The most prominent rock in the skirting has a distinct maroon tint, and I (I don’t think Lynn was ever serious about it) contemplated a maroon stucco. But ultimately it seemed wiser to bring the color out by going with a burgundy roof. (Tomatoe, tohmahto — I’m sure there’s a technical difference between maroon and burgundy, but darned if I’ve figured it out, after 20 years in a color business.)
When our stucco sample arrived, it struck both Lynn and I as lighter than intended. Fairly beige. And even though that is SpongeBob’s favorite color, it’s not mine. Even though it will be sad that we won’t be able to tell people we live in a French toast house, we scuppered plans for that color and went looking for a new one.
Ultimately we gravitated from browns to grays. Sometimes gray strikes me as a cold color, particularly on a dreary winter day, but as we looked and looked, even though the preponderance of stuccoed houses in Gunnison are shades of brown, the grays seemed to be a better answer.
Since the color chart comes with such tiny pieces, we were going to get larger samples of several shades, and then we realized that a house on Wisconsin Street, a scrape-and-build of a couple years ago, is a very attractive gray — and it comes in a house-sized sample. Dusty tracked down the contractor to verify that the stucco work had been done by the company Dusty uses, and once he and the stucco guy quit playing Phone Tag, we’ll have a name to go with our color. For now, I’m calling it “Toasted Marshmallow,” because I’m sure that will be more fun than whatever the real name is.
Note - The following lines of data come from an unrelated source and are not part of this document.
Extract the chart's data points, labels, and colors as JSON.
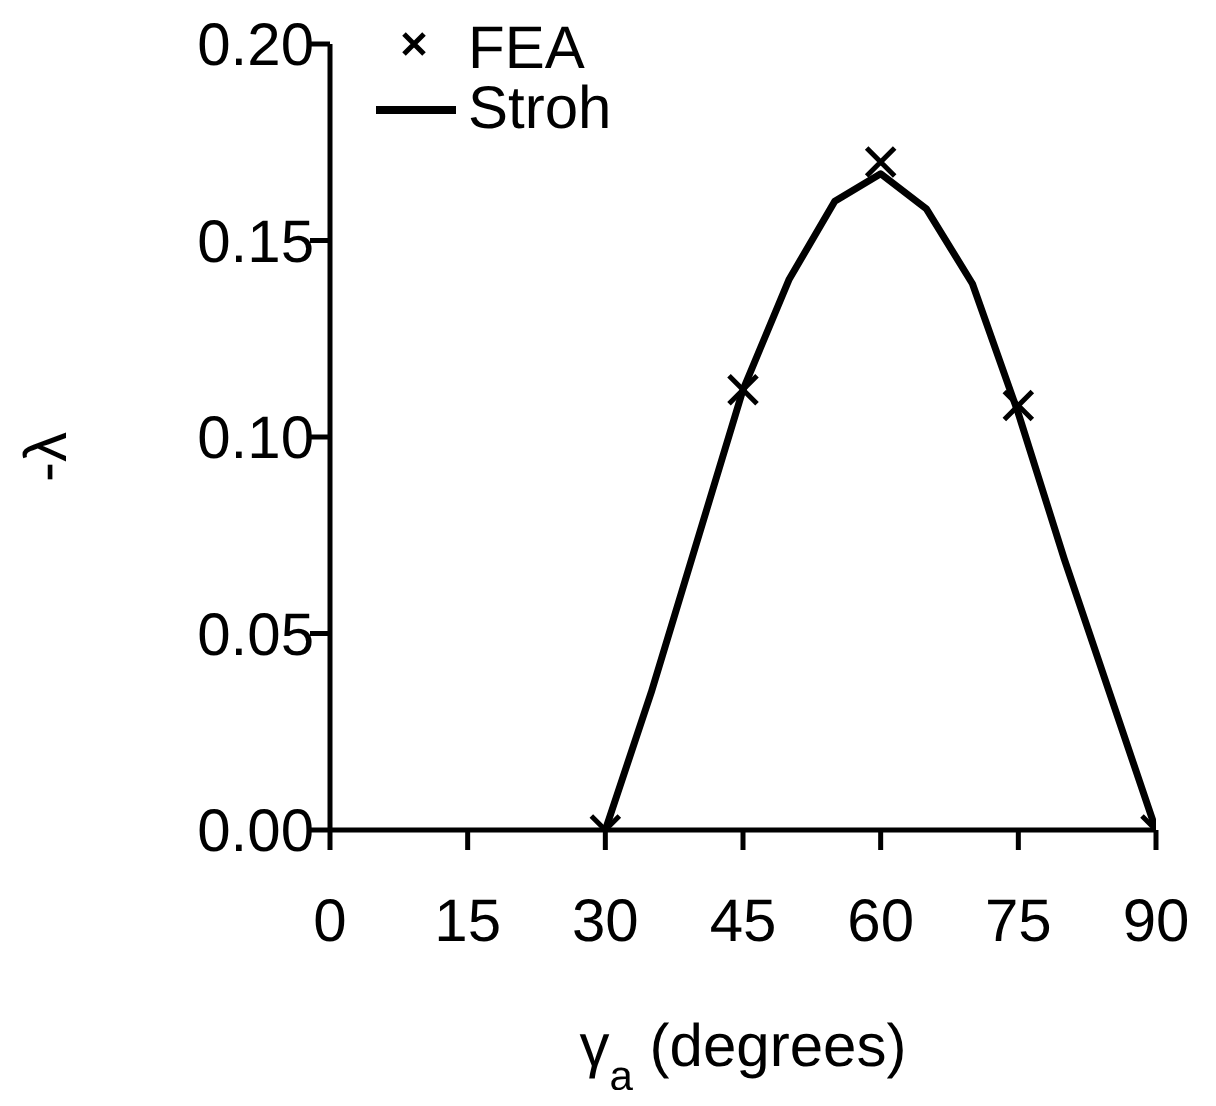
{
  "chart_data": {
    "type": "line",
    "xlabel": "γ$_{a}$ (degrees)",
    "ylabel": "-λ",
    "xlim": [
      0,
      90
    ],
    "xticks": [
      0,
      15,
      30,
      45,
      60,
      75,
      90
    ],
    "ylim": [
      0,
      0.2
    ],
    "yticks": [
      {
        "value": 0,
        "label": "0.00"
      },
      {
        "value": 0.05,
        "label": "0.05"
      },
      {
        "value": 0.1,
        "label": "0.10"
      },
      {
        "value": 0.15,
        "label": "0.15"
      },
      {
        "value": 0.2,
        "label": "0.20"
      }
    ],
    "grid": false,
    "legend": "top left",
    "series": [
      {
        "name": "FEA",
        "type": "scatter",
        "marker": "cross",
        "color": "#000000",
        "x": [
          30,
          45,
          60,
          75,
          90
        ],
        "values": [
          0,
          0.112,
          0.17,
          0.108,
          0
        ]
      },
      {
        "name": "Stroh",
        "type": "line",
        "marker": "none",
        "line_style": "solid",
        "color": "#000000",
        "x": [
          30,
          35,
          45,
          50,
          55,
          60,
          65,
          70,
          75,
          80,
          90
        ],
        "values": [
          0,
          0.035,
          0.112,
          0.14,
          0.16,
          0.167,
          0.158,
          0.139,
          0.106,
          0.069,
          0
        ]
      }
    ]
  }
}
The limited garage door palette — unless you want to upgrade for $1,000, at which point you have 1,800 color choices — focused heavily on browns. On-line recommendations counseled going with white, but that seems like an iffy choice in an area that is spectacularly muddy these days. That pretty much left charcoal or black, and black is a premium color, which I assume means $$. So, charcoal it is.
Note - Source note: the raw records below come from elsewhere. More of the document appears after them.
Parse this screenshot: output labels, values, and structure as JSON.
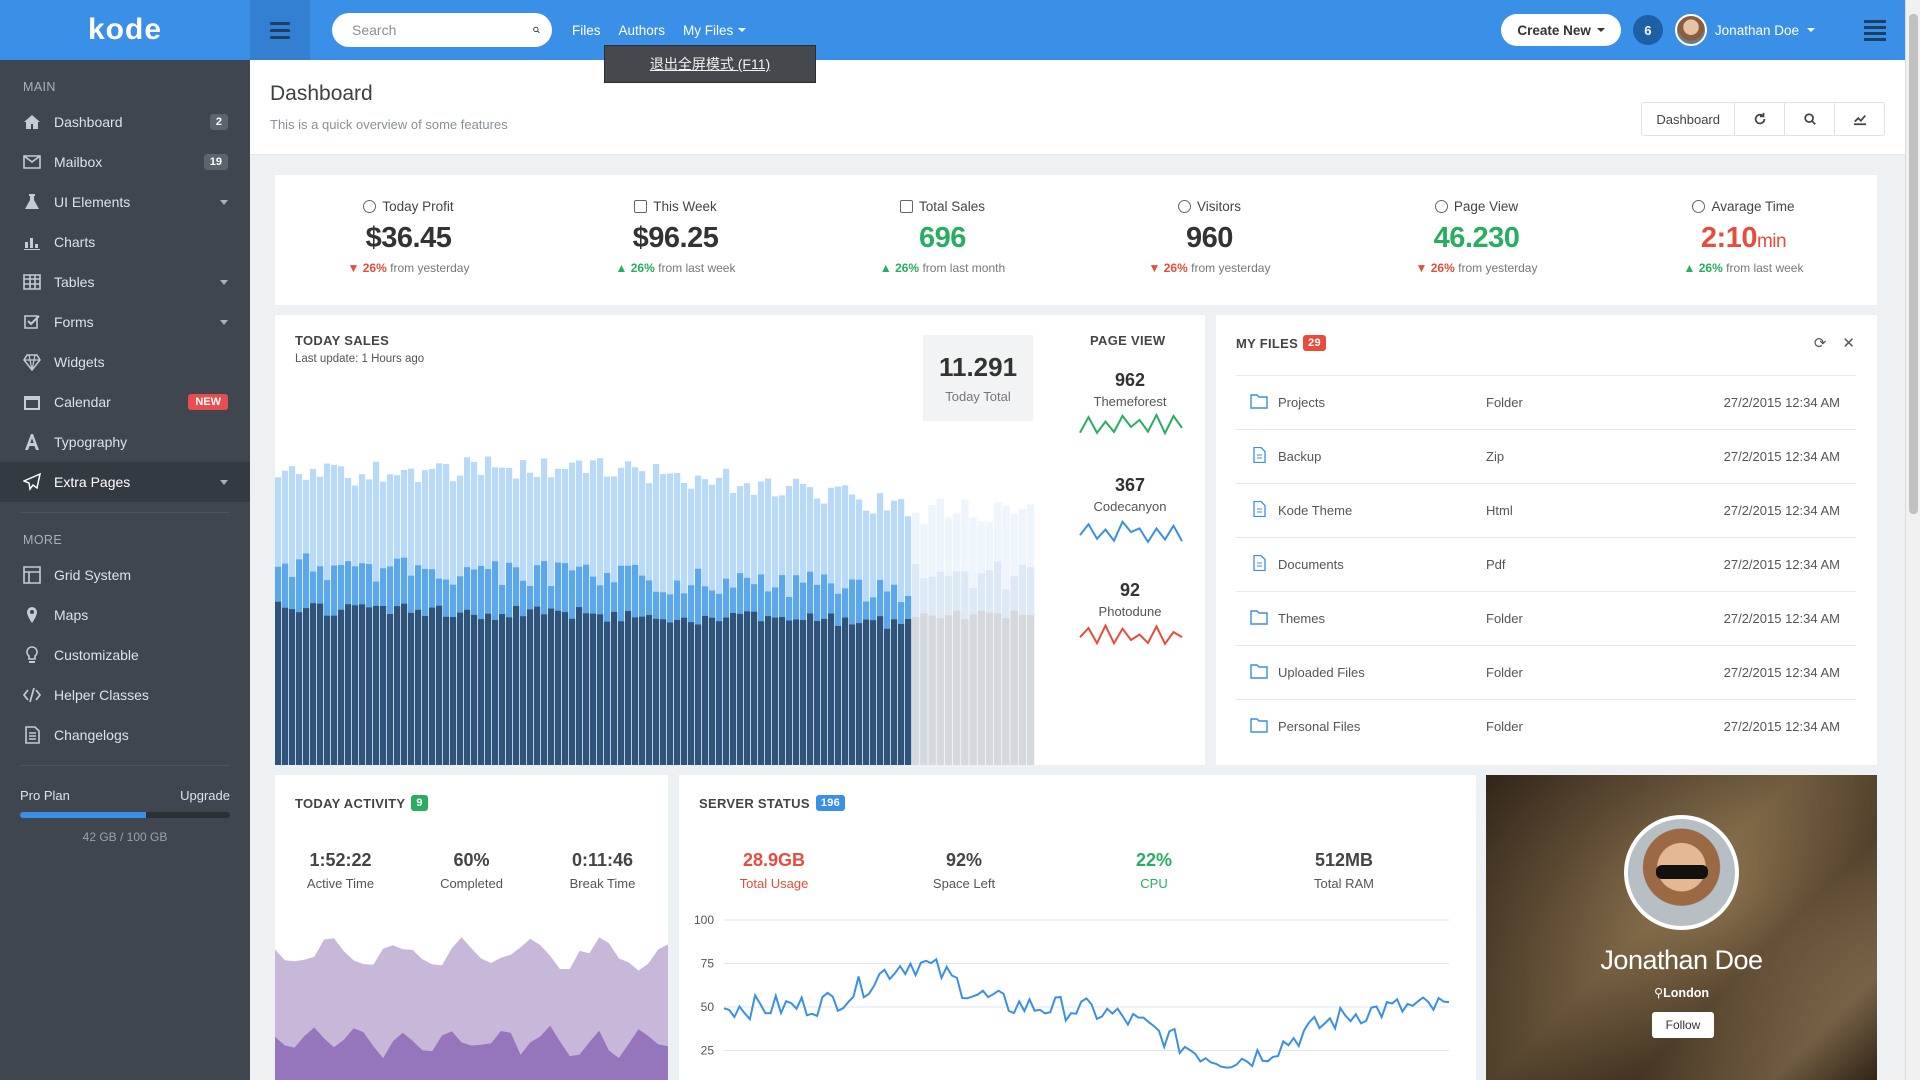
{
  "brand": "kode",
  "sidebar": {
    "main_label": "MAIN",
    "more_label": "MORE",
    "main_items": [
      {
        "label": "Dashboard",
        "badge": "2",
        "icon": "home-icon"
      },
      {
        "label": "Mailbox",
        "badge": "19",
        "icon": "envelope-icon"
      },
      {
        "label": "UI Elements",
        "icon": "flask-icon",
        "caret": true
      },
      {
        "label": "Charts",
        "icon": "bar-chart-icon"
      },
      {
        "label": "Tables",
        "icon": "table-icon",
        "caret": true
      },
      {
        "label": "Forms",
        "icon": "checkbox-icon",
        "caret": true
      },
      {
        "label": "Widgets",
        "icon": "diamond-icon"
      },
      {
        "label": "Calendar",
        "badge": "NEW",
        "icon": "calendar-icon"
      },
      {
        "label": "Typography",
        "icon": "font-icon"
      },
      {
        "label": "Extra Pages",
        "icon": "paper-plane-icon",
        "caret": true,
        "active": true
      }
    ],
    "more_items": [
      {
        "label": "Grid System",
        "icon": "grid-icon"
      },
      {
        "label": "Maps",
        "icon": "map-marker-icon"
      },
      {
        "label": "Customizable",
        "icon": "lightbulb-icon"
      },
      {
        "label": "Helper Classes",
        "icon": "code-icon"
      },
      {
        "label": "Changelogs",
        "icon": "file-text-icon"
      }
    ],
    "plan": {
      "label": "Pro Plan",
      "upgrade": "Upgrade",
      "storage": "42 GB / 100 GB",
      "used_fraction": 0.6
    }
  },
  "topbar": {
    "search_placeholder": "Search",
    "nav": [
      "Files",
      "Authors",
      "My Files"
    ],
    "fullscreen_tip": "退出全屏模式 (F11)",
    "create_new": "Create New",
    "notifications": "6",
    "user_name": "Jonathan Doe"
  },
  "page": {
    "title": "Dashboard",
    "subtitle": "This is a quick overview of some features",
    "tools_label": "Dashboard"
  },
  "stats": [
    {
      "title": "Today Profit",
      "value": "$36.45",
      "trend": "down",
      "pct": "26%",
      "note": "from yesterday",
      "color": "default"
    },
    {
      "title": "This Week",
      "value": "$96.25",
      "trend": "up",
      "pct": "26%",
      "note": "from last week",
      "color": "default"
    },
    {
      "title": "Total Sales",
      "value": "696",
      "trend": "up",
      "pct": "26%",
      "note": "from last month",
      "color": "green"
    },
    {
      "title": "Visitors",
      "value": "960",
      "trend": "down",
      "pct": "26%",
      "note": "from yesterday",
      "color": "default"
    },
    {
      "title": "Page View",
      "value": "46.230",
      "trend": "down",
      "pct": "26%",
      "note": "from yesterday",
      "color": "green"
    },
    {
      "title": "Avarage Time",
      "value": "2:10",
      "unit": "min",
      "trend": "up",
      "pct": "26%",
      "note": "from last week",
      "color": "red"
    }
  ],
  "sales": {
    "title": "TODAY SALES",
    "last_update": "Last update: 1 Hours ago",
    "total_value": "11.291",
    "total_label": "Today Total",
    "page_view_title": "PAGE VIEW",
    "page_views": [
      {
        "value": "962",
        "label": "Themeforest",
        "color": "#27ae60"
      },
      {
        "value": "367",
        "label": "Codecanyon",
        "color": "#3a8fe6"
      },
      {
        "value": "92",
        "label": "Photodune",
        "color": "#e74c3c"
      }
    ]
  },
  "files": {
    "title": "MY FILES",
    "count": "29",
    "rows": [
      {
        "name": "Projects",
        "type": "Folder",
        "date": "27/2/2015 12:34 AM",
        "icon": "folder-icon"
      },
      {
        "name": "Backup",
        "type": "Zip",
        "date": "27/2/2015 12:34 AM",
        "icon": "file-zip-icon"
      },
      {
        "name": "Kode Theme",
        "type": "Html",
        "date": "27/2/2015 12:34 AM",
        "icon": "file-code-icon"
      },
      {
        "name": "Documents",
        "type": "Pdf",
        "date": "27/2/2015 12:34 AM",
        "icon": "file-pdf-icon"
      },
      {
        "name": "Themes",
        "type": "Folder",
        "date": "27/2/2015 12:34 AM",
        "icon": "folder-icon"
      },
      {
        "name": "Uploaded Files",
        "type": "Folder",
        "date": "27/2/2015 12:34 AM",
        "icon": "folder-icon"
      },
      {
        "name": "Personal Files",
        "type": "Folder",
        "date": "27/2/2015 12:34 AM",
        "icon": "folder-icon"
      }
    ]
  },
  "activity": {
    "title": "TODAY ACTIVITY",
    "count": "9",
    "items": [
      {
        "value": "1:52:22",
        "label": "Active Time"
      },
      {
        "value": "60%",
        "label": "Completed"
      },
      {
        "value": "0:11:46",
        "label": "Break Time"
      }
    ]
  },
  "server": {
    "title": "SERVER STATUS",
    "count": "196",
    "items": [
      {
        "value": "28.9GB",
        "label": "Total Usage",
        "color": "red"
      },
      {
        "value": "92%",
        "label": "Space Left",
        "color": "default"
      },
      {
        "value": "22%",
        "label": "CPU",
        "color": "green"
      },
      {
        "value": "512MB",
        "label": "Total RAM",
        "color": "default"
      }
    ],
    "y_ticks": [
      "100",
      "75",
      "50",
      "25"
    ]
  },
  "profile": {
    "name": "Jonathan Doe",
    "location": "London",
    "follow": "Follow"
  }
}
So here is the revised color scheme, now set in faux stone: Summer river rock topped by Toasted Marshmallow (not really) stucco, trimmed in Lifetime (a brown stain), with windows that came surrounded in bronze (which means drab brown), accented by charcoal garage doors topped by a burgundy (Colgate) roof, a portion of which will be topped by black solar panels. If you don’t like it, too bad: the decisions are already in motion.
Whew. Now that that is settled, we have a whole entire week to pick out every last interior color.
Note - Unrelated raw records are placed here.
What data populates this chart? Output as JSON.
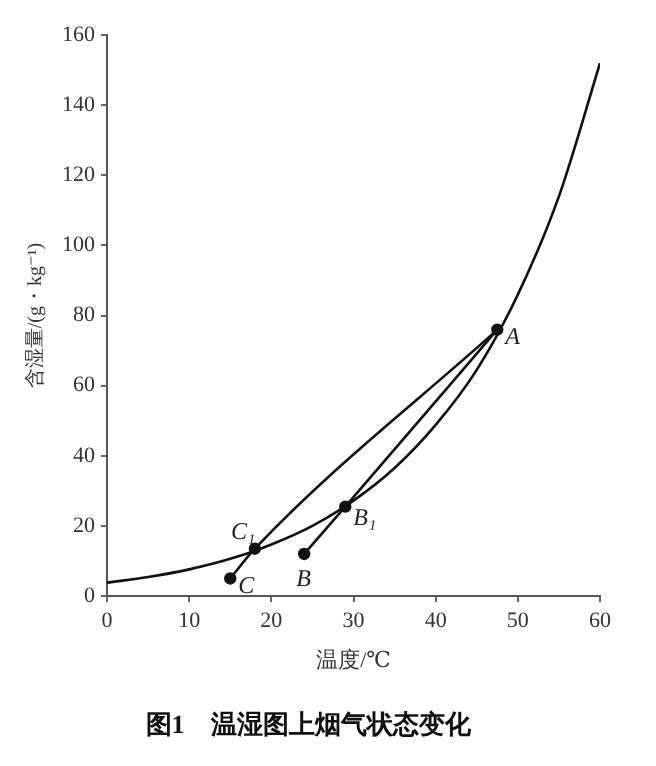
{
  "chart_data": {
    "type": "line",
    "title": "图1　温湿图上烟气状态变化",
    "xlabel": "温度/℃",
    "ylabel": "含湿量/(g・kg⁻¹)",
    "xlim": [
      0,
      60
    ],
    "ylim": [
      0,
      160
    ],
    "xticks": [
      0,
      10,
      20,
      30,
      40,
      50,
      60
    ],
    "yticks": [
      0,
      20,
      40,
      60,
      80,
      100,
      120,
      140,
      160
    ],
    "grid": false,
    "legend": false,
    "line_style": "solid",
    "series": [
      {
        "marker": "none",
        "color": "#111111",
        "x": [
          0,
          5,
          10,
          15,
          20,
          25,
          30,
          35,
          40,
          45,
          50,
          55,
          60
        ],
        "values": [
          3.8,
          5.4,
          7.6,
          10.6,
          14.7,
          20,
          27.2,
          36.5,
          48.8,
          64.5,
          86,
          114,
          152
        ]
      },
      {
        "marker": "none",
        "color": "#111111",
        "x": [
          15,
          18,
          47.5
        ],
        "values": [
          5,
          13.5,
          76
        ]
      },
      {
        "marker": "none",
        "color": "#111111",
        "x": [
          24,
          29,
          47.5
        ],
        "values": [
          12,
          25.5,
          76
        ]
      },
      {
        "type": "scatter",
        "marker": "circle",
        "color": "#111111",
        "x": [
          47.5,
          29,
          18,
          24,
          15
        ],
        "values": [
          76,
          25.5,
          13.5,
          12,
          5
        ]
      }
    ],
    "annotations": [
      {
        "text": "A",
        "x": 47.5,
        "y": 76
      },
      {
        "text": "B₁",
        "x": 29,
        "y": 25.5
      },
      {
        "text": "C₁",
        "x": 18,
        "y": 13.5
      },
      {
        "text": "B",
        "x": 24,
        "y": 12
      },
      {
        "text": "C",
        "x": 15,
        "y": 5
      }
    ]
  }
}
We didn’t know this before, but our insulation installation has to be inspected. (This process is so educational.) Then it gets drywalled, perhaps by the end of this week, followed by taping and texturing. Lynn, it turns out (perhaps to no one’s surprise) is more particular than I about her texturing — she wants it smooth. Which is, of course, “expensive.”
Staring at Dusty’s office ceiling yesterday afternoon, I announced I would be fine with skip-troweling. It just sounds fun, doesn’t it? The drywallers are today being tasked with putting a sample of their lightest skip-trowel on some of the drywall for Lynn to inspect.
Then, while Dusty wings his way to Mexico for a week (if a border is “closed,” does that mean vacationers cannot pass? It may mean my solar panels never get here, since they are made in Mexico — and France), his crew starts painting, which is why colors need to be selected a week from today. No pressure there.
Actually, the pressure on interior colors is a lot less. If we don’t like those, it’s not a $20,000-plus correction. One paint brand I looked at (I don’t remember which one) even tells you if you don’t like your original choice, they will give you a new color free, gallon for gallon. How’s that for a deal?
So things are moving, perhaps galloping, along. If you need me, I’ll be studying paint samples.
Update: While I was putting in pictures (I think with a bonus caption box I seem unable to remove), Dusty reported that the stucco color is “614.” When I looked this up on the color chart (where it looks much darker than on the house — it’s a stucco thing, I guess), it turns out the name is Smoke Signal. So, Toasted Marshmallow it is.